The final confrontation between Nantz and Lockett could have had more emotional impact if Lockett's facial expression had changed at all during Nantz's recitation of the names of those who died under him or if, when Nantz describes his brother, tears start rolling down his face. Lockett visits his brother's grave earlier in the film and talks to him as though he's there, so it's obvious they were close.
Although the theorizing the aliens have come to Earth to take the liquid water to fuel their machines could have been written off as blather from a TV talking head, bringing that in at all wasn't helpful to the movie. The aliens wouldn't need to invade Earth to get liquid water--if they've got interstellar space travel ability, it shouldn't be too hard to capture ice-comets or collect water from uninhabited worlds (moons like Callisto or Europa, for example). Given how the aliens appear to be aquatic and Earth is 70 percent water, making their objective colonization makes a lot more sense (and that does come in--"we are being colonized!").

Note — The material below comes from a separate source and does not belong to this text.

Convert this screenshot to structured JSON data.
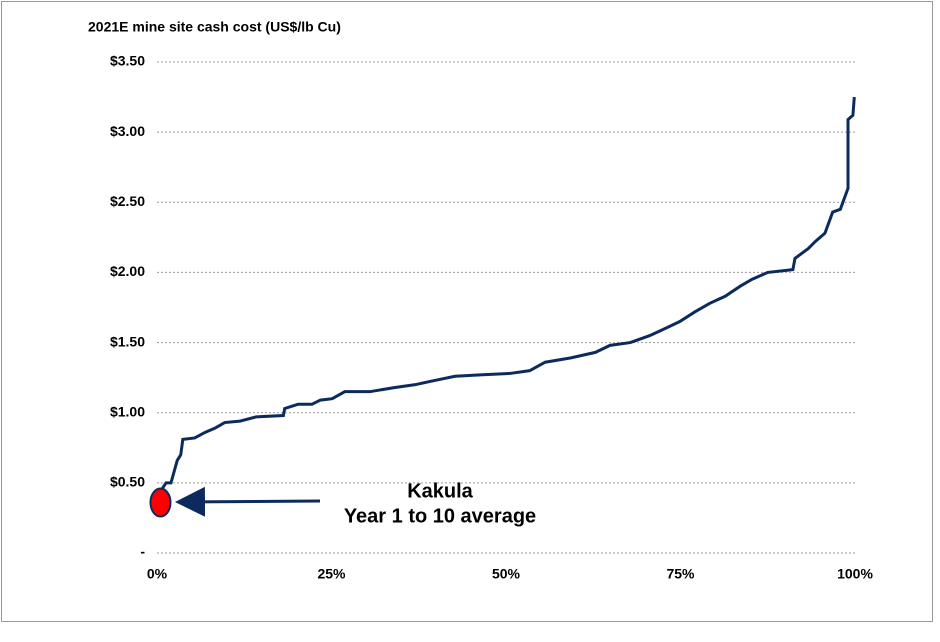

Before anyone says this is a popcorn movie and one doesn't need to take plausibility seriously, it is possible to have one's cake and eat it too. It's not like I'm suggesting action scenes be cut or unrealistic amounts of exposition dropped in. Just cut the "they're using our liquid water to fuel their machines" tidbit from the TV and explicitly state the orange things they passed by when they infiltrate the alien command area via the sewer system were alien egg sacs.
The Verdict
A fun movie that could have been better. 6.5 out of 10.
Additional Comments
Something I've noticed about the reviews is that many of the bad reviews (that is, most of them) take issue with the film as being too gung-ho, being a love letter to the U.S. Marine Corps, too patriotic, etc. and use that as additional grounds (besides the characterization issues) to criticize it.
Is something wrong with that? Does the cultural class (I can say that--I'm a journalist) think somehow more
sophisticated to portray U.S. Marines as war criminals or tormented mental cases than portraying them as the heroes most of them are?
It's true that in the past, movies could be Narmishly (see TVTropes) gung-ho or even glorified war, but going too far in the other direction into cynicism and even bashing the military isn't good either. After all, the film does depict Martinez's inexperience causing problems for those under his command, another Marine apparently suffering from Post-Traumatic Stress Disorder (who probably should have been elaborated on more), and friction between Lockett and Nantz, so it's not like the Marines in the film are unrealistically flawless.